Here is a joke about economists:
A mathematician, an accountant and an economist apply for the same job.

The interviewer calls in the mathematician and asks "What do two plus two equal?" The mathematician replies "Four." The interviewer asks "Four, exactly?" The mathematician looks at the interviewer incredulously and says "Yes, four, exactly."

Then the interviewer calls in the accountant and asks the same question "What do two plus two equal?" The accountant says "On average, four - give or take ten percent, but on average, four."

Then the interviewer calls in the economist and poses the same question "What do two plus two equal?" The economist gets up, locks the door, closes the shade, sits down next to the interviewer and says, "What do you want it to equal"?

Economists (and very few others) find this joke funny because it is very revealing about how economists are used in the real world. Working for the Congressional Budget Office (CBO) is one of the rare jobs in which politicians ask economists to provide a complete analysis of an issue. In most cases, politicians hire economists to provide evidence to support pre-existing narratives. For example, a colleague worked as an economist for the State of Wisconsin when Tommy Thompson was its governor. There was some discussion among legislators about increasing the minimum wage. Rather than going to the staff economists and asking for a complete analysis of the proposal (seeking the pros and cons of the issue), Governor Thompson's staff asked simply for economic arguments against raising the minimum wage. The governor had decided his position on the issue without having full information. Indeed, he did not want a complete analysis. He just sought support for the belief he had formed without all the facts.

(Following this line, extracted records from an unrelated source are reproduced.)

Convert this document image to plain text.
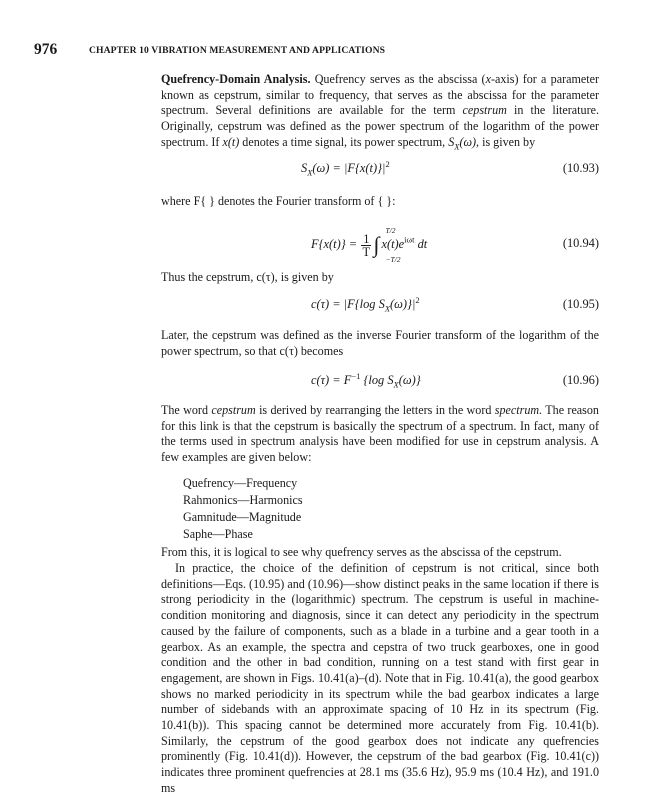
976	CHAPTER 10 VIBRATION MEASUREMENT AND APPLICATIONS

Quefrency-Domain Analysis. Quefrency serves as the abscissa (x-axis) for a parameter known as cepstrum, similar to frequency, that serves as the abscissa for the parameter spectrum. Several definitions are available for the term cepstrum in the literature. Originally, cepstrum was defined as the power spectrum of the logarithm of the power spectrum. If x(t) denotes a time signal, its power spectrum, $S_X(\omega)$, is given by

$S_X(\omega) = |F\{x(t)\}|^2$	(10.93)

where F{ } denotes the Fourier transform of { }:

$F\{x(t)\} = \frac{1}{T}$ ∫
T/2
−T/2
$x(t)e^{i\omega t}$ dt	(10.94)

Thus the cepstrum, c(τ), is given by

c(τ) = |F{log $S_X(\omega)\}|^2$	(10.95)

Later, the cepstrum was defined as the inverse Fourier transform of the logarithm of the power spectrum, so that c(τ) becomes

$c(\tau) = F^{-1}$ {log $S_X(\omega)$}	(10.96)

The word cepstrum is derived by rearranging the letters in the word spectrum. The reason for this link is that the cepstrum is basically the spectrum of a spectrum. In fact, many of the terms used in spectrum analysis have been modified for use in cepstrum analysis. A few examples are given below:

Quefrency—Frequency
Rahmonics—Harmonics
Gamnitude—Magnitude
Saphe—Phase

From this, it is logical to see why quefrency serves as the abscissa of the cepstrum.

In practice, the choice of the definition of cepstrum is not critical, since both definitions—Eqs. (10.95) and (10.96)—show distinct peaks in the same location if there is strong periodicity in the (logarithmic) spectrum. The cepstrum is useful in machine-condition monitoring and diagnosis, since it can detect any periodicity in the spectrum caused by the failure of components, such as a blade in a turbine and a gear tooth in a gearbox. As an example, the spectra and cepstra of two truck gearboxes, one in good condition and the other in bad condition, running on a test stand with first gear in engagement, are shown in Figs. 10.41(a)–(d). Note that in Fig. 10.41(a), the good gearbox shows no marked periodicity in its spectrum while the bad gearbox indicates a large number of sidebands with an approximate spacing of 10 Hz in its spectrum (Fig. 10.41(b)). This spacing cannot be determined more accurately from Fig. 10.41(b). Similarly, the cepstrum of the good gearbox does not indicate any quefrencies prominently (Fig. 10.41(d)). However, the cepstrum of the bad gearbox (Fig. 10.41(c)) indicates three prominent quefrencies at 28.1 ms (35.6 Hz), 95.9 ms (10.4 Hz), and 191.0 ms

This is typical of how politicians across the political spectrum use economists. They treat them as hired guns, rather than the objective analysts they are capable of being. This is one of reasons why economists in the media may seem to contradict each other. They may be presenting different sides of the issue. But neither is providing the whole truth. One of my primary goals as a teacher is to help people to see "the truth, the whole truth, and nothing but the truth" about macroeconomic issues.